Preserve habitat! Buy land, especially forests, if you have the means, and join and actively support organizations that preserve and rehabilitate natural areas.

Minimize or eliminate the use of lawn chemicals! Dandelions and clover never hurt anyone. Clover is a wonderful nectar source for all sorts of insects, but is killed by lawn herbicides. Excessive fertilizer runoff is a real threat to our water supplies.

Vote for people who understand and appreciate good science! This is a lot more important to our survival as a species than how they look on TV or what they did in college 30 years ago.

The situation isn't hopeless, but we are getting close to that point. So at least plant some natives in your yard and encourage your city to do the same in parks and street rights of way. Neighbors--stop by any time and walk around our back yard to see how it evolves since we have planted spicebush, native viburnums, shrub dogwoods, wild hydrangea, cedars and many others. Look at what's coming up in our rain gardens, which divert runoff from our downspouts into basins where it can sink into the ground to recharge groundwater and lower stormwater runoff, a whole other topic that I haven't mentioned! Here are a few pictures of some of the native plants in our yard:

Orange Milkweed and Blue Vervain
Redbud, elderberry, purple coneflower starting to bloom, rattlesnake master, and wild hydrangea.

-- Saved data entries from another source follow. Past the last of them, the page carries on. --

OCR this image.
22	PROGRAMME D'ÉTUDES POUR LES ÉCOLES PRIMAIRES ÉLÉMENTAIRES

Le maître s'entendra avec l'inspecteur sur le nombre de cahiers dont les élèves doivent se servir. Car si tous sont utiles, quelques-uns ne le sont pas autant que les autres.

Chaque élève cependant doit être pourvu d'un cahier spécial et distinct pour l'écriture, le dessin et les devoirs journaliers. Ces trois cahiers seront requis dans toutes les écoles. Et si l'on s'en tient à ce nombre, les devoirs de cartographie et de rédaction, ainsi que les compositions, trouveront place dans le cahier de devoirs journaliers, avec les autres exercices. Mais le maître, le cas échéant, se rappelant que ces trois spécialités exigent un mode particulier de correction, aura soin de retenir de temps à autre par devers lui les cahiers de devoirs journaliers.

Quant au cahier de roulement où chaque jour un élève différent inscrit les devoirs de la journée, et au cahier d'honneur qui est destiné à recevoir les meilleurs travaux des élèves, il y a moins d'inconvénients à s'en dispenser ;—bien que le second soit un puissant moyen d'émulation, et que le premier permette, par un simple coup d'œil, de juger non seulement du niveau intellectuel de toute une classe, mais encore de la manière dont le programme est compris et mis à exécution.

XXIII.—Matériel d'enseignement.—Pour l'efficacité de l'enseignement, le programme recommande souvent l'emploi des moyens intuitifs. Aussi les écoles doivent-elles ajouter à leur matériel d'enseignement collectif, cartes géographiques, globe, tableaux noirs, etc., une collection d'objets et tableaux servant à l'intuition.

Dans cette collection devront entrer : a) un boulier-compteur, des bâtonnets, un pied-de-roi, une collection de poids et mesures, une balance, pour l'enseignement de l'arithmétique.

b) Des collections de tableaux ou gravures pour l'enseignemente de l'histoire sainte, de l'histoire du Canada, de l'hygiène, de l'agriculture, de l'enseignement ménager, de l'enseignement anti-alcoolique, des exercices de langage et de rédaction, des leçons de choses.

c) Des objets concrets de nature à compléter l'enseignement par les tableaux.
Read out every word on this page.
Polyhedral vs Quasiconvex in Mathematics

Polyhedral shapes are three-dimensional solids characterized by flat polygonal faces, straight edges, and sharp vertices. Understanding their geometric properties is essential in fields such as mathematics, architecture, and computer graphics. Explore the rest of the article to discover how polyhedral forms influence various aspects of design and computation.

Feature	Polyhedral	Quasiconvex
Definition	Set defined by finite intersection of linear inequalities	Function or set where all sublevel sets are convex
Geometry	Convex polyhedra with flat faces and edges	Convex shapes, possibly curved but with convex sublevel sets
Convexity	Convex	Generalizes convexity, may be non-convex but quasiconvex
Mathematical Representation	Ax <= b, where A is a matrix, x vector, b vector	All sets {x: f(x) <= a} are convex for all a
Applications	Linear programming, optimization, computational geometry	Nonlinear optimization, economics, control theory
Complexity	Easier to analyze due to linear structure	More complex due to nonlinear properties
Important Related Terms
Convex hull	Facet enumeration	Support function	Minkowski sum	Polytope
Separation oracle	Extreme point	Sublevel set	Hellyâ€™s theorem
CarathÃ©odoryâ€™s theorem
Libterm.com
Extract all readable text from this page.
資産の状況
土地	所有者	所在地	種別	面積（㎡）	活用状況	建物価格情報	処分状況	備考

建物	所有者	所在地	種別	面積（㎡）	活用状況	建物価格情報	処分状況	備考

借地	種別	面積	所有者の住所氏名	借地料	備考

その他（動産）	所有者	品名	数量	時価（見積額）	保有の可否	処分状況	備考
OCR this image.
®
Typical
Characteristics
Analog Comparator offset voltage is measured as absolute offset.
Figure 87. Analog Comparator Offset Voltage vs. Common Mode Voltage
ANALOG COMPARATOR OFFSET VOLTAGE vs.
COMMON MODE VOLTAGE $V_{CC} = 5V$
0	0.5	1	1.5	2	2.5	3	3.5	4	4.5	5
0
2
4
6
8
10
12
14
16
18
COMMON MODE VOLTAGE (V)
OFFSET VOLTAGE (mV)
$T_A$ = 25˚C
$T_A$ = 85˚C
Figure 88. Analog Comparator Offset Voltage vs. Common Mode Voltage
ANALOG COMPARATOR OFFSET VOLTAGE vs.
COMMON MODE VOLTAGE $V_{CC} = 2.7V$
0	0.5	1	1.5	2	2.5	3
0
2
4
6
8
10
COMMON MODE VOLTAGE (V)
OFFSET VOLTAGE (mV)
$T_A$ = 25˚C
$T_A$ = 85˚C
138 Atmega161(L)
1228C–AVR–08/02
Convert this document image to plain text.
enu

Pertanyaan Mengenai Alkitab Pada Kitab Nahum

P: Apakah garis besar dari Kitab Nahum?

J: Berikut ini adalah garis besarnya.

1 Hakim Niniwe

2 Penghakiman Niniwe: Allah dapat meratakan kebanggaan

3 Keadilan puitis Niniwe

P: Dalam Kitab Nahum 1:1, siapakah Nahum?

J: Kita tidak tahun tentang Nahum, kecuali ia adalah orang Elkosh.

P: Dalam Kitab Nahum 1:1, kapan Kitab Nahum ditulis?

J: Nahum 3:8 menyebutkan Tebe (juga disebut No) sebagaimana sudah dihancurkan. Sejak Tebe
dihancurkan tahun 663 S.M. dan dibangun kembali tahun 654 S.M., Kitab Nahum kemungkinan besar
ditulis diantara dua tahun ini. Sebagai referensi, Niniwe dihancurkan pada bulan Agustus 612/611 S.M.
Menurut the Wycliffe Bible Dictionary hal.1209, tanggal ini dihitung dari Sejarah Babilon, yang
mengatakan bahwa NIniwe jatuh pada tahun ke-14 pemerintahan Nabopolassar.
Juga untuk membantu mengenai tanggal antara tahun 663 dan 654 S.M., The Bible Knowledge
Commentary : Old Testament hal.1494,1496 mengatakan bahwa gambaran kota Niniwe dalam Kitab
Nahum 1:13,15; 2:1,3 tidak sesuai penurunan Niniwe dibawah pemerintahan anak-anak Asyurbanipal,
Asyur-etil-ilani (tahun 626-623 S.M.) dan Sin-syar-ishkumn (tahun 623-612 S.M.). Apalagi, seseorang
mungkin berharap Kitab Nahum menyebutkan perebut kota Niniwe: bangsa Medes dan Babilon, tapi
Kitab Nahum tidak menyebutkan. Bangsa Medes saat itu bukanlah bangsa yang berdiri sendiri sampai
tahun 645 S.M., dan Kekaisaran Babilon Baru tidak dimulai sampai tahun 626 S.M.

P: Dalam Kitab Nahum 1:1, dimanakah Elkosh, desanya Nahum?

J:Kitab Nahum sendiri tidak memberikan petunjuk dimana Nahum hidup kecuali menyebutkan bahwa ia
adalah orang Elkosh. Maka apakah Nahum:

Closeup of wild hydrangea--these have been great and have attracted all
sorts of pollinators
Endless Summer Hydrangea--all flowers are sterile and not much seems
to eat the leaves so it really has no
biological value. It has sentimental value though, so I'm keeping it!

Purple coneflower

1 comment:

  1. A strong, clear essay with a call to action. I want all my FB friends to read it and I hope it spreads a lot further than that. You defined the problem and offered part of a solution, a solution involving a new relationship with our natural environment. Thank you.